Once assigned, each faculty member’s timeline will backfill with data already recorded in our system and place them on their own path accurately, using start date and rank information. Administrators are able to add the Exception & Results Events they created to each faculty’s timeline so that they and the faculty have an accurate view of upcoming milestones and historical events that have occurred in their career at the institution.

Administrator’s view of a faculty’s career path timeline.

 

Career Pathway Insights

Once faculty are set up in the module, and data is flowing through from our Faculty Activities and Review, Promotion, and Tenure modules, administrators are able to see valuable high level insights related to the lifecycle of their faculty across the institution. The insights surfaced for the first iteration included Milestones in Progress, Faculty Demographic Breakdowns, and Promotion and Tenure Counts over time, broken down by college and gender.

Career Pathways administrators insights.


 

MVP Release to Beta Group (December 2024)

Our first release included two of three main components: career path setup and managing faculty career paths (with a faculty view of their own timeline). The first iteration of Career Pathway Insights is set to follow shortly after, in February of 2025. Our beta group consists of 5 client institutions that we will be working closely with as they implement and onboard a segment of their faculty into the Career Pathways module. Our motto for this project has been “fail quickly,” so as clients begin using real life faculty data, and utilizing the tool for actual events with actual impacts, we anticipate that we will very quickly learn a lot about where we’ve failed and have space allotted in our backlog for the next year to iterate quickly.

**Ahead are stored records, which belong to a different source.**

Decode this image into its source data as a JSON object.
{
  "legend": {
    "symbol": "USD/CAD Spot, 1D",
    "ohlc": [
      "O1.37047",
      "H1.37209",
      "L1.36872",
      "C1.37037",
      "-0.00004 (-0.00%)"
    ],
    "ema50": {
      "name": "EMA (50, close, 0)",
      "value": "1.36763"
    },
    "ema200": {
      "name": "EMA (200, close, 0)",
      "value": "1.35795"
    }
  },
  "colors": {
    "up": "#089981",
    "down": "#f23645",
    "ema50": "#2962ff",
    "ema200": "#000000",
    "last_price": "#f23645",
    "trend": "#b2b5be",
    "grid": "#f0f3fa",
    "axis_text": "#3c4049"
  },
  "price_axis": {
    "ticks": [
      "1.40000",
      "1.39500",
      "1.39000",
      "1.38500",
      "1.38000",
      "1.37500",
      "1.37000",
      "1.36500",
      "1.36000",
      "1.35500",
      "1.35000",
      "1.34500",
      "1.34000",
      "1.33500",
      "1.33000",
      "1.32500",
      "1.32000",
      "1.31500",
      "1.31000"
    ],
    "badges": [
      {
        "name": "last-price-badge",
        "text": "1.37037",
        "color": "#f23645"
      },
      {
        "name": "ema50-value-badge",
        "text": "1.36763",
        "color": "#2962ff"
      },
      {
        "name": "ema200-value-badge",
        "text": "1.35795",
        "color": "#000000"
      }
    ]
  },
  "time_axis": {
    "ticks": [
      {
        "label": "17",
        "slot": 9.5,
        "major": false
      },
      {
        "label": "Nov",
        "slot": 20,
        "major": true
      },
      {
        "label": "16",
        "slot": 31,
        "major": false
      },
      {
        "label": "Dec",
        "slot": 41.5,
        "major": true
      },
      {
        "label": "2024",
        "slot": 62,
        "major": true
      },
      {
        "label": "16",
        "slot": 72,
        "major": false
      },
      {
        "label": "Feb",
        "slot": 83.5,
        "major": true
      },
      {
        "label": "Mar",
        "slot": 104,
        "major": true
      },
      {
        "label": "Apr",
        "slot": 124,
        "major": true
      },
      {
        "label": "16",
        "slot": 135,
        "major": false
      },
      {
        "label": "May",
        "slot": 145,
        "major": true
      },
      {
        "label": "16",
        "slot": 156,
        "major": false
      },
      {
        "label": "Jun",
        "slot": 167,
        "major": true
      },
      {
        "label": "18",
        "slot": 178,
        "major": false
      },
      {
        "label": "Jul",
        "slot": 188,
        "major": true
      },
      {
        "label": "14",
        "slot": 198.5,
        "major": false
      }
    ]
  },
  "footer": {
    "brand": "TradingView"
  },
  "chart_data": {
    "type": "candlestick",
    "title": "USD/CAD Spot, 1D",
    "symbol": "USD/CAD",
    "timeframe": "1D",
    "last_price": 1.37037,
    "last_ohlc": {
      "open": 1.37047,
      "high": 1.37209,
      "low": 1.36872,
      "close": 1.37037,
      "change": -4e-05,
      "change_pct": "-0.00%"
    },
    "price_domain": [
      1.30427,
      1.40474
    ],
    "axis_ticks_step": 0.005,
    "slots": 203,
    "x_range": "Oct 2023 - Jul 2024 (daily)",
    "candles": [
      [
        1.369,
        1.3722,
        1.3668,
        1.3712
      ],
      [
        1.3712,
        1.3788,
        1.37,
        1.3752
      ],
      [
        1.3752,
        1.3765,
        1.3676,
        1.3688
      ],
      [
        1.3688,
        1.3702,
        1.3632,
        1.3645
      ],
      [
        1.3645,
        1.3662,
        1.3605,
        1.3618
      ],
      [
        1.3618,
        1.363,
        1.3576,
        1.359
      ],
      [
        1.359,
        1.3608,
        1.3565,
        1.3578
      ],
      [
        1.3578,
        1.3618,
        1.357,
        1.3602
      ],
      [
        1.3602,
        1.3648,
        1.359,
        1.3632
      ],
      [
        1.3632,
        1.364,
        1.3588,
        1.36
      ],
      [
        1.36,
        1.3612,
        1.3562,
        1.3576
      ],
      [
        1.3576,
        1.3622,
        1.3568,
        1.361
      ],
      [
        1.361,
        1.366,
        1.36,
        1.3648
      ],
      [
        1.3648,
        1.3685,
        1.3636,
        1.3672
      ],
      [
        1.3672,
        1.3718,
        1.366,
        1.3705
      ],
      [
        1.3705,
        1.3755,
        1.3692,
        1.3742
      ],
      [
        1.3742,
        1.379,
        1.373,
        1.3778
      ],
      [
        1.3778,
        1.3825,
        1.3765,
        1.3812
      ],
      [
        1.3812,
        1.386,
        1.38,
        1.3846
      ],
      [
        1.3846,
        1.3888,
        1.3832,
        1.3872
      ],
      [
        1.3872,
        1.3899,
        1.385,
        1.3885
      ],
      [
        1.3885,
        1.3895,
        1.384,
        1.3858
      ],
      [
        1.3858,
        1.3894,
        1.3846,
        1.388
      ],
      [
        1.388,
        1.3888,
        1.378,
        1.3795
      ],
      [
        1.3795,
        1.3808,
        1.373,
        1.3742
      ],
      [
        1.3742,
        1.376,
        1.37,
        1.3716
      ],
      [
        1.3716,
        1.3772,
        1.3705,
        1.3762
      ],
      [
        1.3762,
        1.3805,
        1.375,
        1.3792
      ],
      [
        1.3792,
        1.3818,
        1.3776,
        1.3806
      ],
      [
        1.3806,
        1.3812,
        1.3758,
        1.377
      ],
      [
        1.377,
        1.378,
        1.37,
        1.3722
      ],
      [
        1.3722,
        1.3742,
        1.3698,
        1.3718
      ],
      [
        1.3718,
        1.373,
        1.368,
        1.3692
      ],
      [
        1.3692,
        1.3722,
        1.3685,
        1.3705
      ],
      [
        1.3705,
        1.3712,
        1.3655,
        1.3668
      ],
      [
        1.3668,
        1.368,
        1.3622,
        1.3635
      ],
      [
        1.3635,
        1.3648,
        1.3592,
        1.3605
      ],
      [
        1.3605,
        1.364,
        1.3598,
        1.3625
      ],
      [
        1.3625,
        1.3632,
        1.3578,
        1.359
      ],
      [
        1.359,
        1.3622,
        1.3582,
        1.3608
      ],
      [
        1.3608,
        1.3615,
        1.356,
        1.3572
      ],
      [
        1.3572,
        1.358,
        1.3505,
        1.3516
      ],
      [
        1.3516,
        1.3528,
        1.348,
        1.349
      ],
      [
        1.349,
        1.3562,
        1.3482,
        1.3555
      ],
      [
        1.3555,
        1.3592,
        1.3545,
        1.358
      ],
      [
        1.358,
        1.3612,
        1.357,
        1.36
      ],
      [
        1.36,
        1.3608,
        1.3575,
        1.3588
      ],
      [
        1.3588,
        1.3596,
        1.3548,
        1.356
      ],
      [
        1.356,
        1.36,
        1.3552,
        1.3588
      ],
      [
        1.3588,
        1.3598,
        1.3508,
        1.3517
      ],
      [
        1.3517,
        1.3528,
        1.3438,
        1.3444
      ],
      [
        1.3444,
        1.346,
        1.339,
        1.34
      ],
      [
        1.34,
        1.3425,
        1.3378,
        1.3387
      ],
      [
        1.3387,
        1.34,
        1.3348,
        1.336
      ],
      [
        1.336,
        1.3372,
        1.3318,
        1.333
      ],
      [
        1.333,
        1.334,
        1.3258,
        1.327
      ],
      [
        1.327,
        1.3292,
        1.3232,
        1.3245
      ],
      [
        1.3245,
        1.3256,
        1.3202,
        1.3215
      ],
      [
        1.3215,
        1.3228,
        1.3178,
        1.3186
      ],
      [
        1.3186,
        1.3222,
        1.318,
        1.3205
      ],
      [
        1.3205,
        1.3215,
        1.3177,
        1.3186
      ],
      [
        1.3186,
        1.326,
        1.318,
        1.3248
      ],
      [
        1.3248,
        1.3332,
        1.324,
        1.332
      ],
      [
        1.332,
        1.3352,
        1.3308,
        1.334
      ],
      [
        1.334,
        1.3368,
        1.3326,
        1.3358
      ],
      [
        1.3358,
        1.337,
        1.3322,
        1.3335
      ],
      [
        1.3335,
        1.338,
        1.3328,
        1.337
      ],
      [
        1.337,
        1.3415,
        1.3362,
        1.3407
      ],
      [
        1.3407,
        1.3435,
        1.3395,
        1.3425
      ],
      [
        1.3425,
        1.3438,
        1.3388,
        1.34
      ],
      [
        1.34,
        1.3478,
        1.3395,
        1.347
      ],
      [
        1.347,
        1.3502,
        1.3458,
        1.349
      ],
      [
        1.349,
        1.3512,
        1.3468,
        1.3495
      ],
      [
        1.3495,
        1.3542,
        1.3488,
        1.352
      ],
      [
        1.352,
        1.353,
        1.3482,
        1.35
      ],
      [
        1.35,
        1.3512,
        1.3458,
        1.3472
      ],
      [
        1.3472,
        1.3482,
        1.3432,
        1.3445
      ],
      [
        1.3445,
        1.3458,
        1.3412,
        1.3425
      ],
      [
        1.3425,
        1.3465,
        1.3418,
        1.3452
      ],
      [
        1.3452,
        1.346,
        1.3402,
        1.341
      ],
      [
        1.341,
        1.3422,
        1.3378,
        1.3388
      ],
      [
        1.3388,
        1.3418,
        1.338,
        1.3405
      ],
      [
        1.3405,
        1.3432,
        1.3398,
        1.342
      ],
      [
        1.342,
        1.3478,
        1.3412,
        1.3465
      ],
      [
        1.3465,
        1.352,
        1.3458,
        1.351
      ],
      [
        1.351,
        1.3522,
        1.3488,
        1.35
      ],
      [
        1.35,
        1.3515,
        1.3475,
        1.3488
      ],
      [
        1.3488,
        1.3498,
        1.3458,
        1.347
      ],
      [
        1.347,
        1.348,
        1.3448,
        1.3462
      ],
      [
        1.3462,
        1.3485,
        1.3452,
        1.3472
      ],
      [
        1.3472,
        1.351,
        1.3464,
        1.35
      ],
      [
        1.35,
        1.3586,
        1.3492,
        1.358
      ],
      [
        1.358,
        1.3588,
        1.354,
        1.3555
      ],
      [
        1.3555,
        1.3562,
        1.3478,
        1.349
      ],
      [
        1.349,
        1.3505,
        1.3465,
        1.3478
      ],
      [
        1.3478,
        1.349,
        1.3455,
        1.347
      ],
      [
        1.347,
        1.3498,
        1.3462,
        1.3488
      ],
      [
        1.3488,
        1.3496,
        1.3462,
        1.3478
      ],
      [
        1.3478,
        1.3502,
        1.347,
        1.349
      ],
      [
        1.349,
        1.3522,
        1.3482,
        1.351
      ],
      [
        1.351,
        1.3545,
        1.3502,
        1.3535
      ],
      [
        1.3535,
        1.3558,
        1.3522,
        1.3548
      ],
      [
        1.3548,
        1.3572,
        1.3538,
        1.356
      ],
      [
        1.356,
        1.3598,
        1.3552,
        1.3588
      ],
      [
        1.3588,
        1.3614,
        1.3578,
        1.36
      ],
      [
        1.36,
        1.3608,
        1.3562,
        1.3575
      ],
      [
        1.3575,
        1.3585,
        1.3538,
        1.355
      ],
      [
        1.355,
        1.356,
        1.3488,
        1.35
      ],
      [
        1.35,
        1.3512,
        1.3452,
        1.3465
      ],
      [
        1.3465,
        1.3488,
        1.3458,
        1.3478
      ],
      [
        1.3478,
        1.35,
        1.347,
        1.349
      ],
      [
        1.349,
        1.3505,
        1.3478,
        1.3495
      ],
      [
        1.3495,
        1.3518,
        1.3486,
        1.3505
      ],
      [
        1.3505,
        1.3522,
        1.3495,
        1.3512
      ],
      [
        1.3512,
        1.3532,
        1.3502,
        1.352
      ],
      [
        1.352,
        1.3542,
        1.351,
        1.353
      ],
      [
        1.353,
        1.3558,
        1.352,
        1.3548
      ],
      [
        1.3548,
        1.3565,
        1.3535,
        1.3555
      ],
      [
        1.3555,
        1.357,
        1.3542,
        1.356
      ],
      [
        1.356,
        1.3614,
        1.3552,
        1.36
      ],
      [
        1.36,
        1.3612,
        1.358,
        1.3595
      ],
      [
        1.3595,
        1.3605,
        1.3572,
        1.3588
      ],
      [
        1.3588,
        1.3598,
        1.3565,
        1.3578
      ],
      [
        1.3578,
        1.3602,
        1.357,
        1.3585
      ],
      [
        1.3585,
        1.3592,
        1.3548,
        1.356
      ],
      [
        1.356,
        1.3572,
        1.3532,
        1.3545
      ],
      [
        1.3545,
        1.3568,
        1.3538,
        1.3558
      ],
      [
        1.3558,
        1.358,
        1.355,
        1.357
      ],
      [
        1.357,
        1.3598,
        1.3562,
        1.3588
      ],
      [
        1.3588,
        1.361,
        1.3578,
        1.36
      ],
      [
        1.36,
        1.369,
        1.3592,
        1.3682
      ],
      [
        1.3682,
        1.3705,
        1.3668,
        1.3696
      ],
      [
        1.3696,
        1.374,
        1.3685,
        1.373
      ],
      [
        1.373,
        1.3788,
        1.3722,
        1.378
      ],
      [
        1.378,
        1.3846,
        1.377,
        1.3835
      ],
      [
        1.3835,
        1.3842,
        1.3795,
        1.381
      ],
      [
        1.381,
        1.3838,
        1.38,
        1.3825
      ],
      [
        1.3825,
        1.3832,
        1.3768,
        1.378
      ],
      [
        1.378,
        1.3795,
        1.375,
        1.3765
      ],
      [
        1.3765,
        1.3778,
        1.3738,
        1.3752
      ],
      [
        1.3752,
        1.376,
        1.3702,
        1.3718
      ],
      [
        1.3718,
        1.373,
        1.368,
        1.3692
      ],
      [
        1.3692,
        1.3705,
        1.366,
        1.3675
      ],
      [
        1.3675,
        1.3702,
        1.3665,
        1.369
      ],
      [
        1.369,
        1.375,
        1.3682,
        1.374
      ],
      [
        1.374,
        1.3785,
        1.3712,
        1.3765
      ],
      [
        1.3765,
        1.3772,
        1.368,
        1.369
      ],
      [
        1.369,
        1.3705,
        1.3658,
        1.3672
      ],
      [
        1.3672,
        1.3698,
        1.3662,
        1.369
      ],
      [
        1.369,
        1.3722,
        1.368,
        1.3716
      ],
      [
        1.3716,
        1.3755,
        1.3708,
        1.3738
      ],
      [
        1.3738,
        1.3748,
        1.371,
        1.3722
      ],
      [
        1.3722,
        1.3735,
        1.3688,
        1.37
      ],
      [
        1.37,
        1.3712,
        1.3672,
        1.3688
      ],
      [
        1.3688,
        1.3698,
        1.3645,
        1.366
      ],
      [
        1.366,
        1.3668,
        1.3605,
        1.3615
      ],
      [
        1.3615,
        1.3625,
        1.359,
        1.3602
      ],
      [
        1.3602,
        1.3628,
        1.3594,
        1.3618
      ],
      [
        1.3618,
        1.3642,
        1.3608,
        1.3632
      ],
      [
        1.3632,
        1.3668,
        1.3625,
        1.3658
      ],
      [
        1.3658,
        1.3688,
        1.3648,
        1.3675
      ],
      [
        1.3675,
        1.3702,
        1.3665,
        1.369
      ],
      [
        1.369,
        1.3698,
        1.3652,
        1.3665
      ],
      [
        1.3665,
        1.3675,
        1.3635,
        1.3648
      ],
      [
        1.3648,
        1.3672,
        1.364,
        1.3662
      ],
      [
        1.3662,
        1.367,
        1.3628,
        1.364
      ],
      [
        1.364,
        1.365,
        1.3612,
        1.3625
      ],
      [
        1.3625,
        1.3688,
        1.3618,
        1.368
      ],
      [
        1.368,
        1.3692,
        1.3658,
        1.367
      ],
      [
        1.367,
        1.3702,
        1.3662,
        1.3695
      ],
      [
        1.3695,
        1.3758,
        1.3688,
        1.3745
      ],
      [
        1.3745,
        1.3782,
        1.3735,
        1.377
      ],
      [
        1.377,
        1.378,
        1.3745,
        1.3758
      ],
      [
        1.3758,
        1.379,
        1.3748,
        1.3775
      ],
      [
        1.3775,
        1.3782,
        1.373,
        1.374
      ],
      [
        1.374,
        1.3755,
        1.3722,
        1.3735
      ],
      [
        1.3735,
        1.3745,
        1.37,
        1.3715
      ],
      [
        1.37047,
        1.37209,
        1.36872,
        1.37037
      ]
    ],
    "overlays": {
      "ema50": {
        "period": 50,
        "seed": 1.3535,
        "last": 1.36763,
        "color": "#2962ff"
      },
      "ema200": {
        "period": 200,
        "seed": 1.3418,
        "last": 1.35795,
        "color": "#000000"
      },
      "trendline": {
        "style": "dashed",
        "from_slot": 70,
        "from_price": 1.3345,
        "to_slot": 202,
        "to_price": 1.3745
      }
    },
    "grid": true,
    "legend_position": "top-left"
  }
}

We Don’t Know What We Don’t Know

Throughout the process of designing this new module, there were so many instances where we hypothesized a need or want for something, such as more granular control over impact from an exception event (pushing by months or terms, rather than academic years), to which I would begin designing a solution, only to reign it back in 3 steps. While I would have loved to be able to test every hypothesis and concept, it was just unrealistic - my own capacity was limited, and due to the nature of the lifecycle management process and how it exists organically for institutions today, there was a lot that our users couldn’t even tell us. So, in many cases, I made sure to design “just enough” and to do that “just enough” very well. With our rigorous ongoing research and feedback plan for this initial launch, I anticipate we will discover above and beyond what we could have ever anticipated.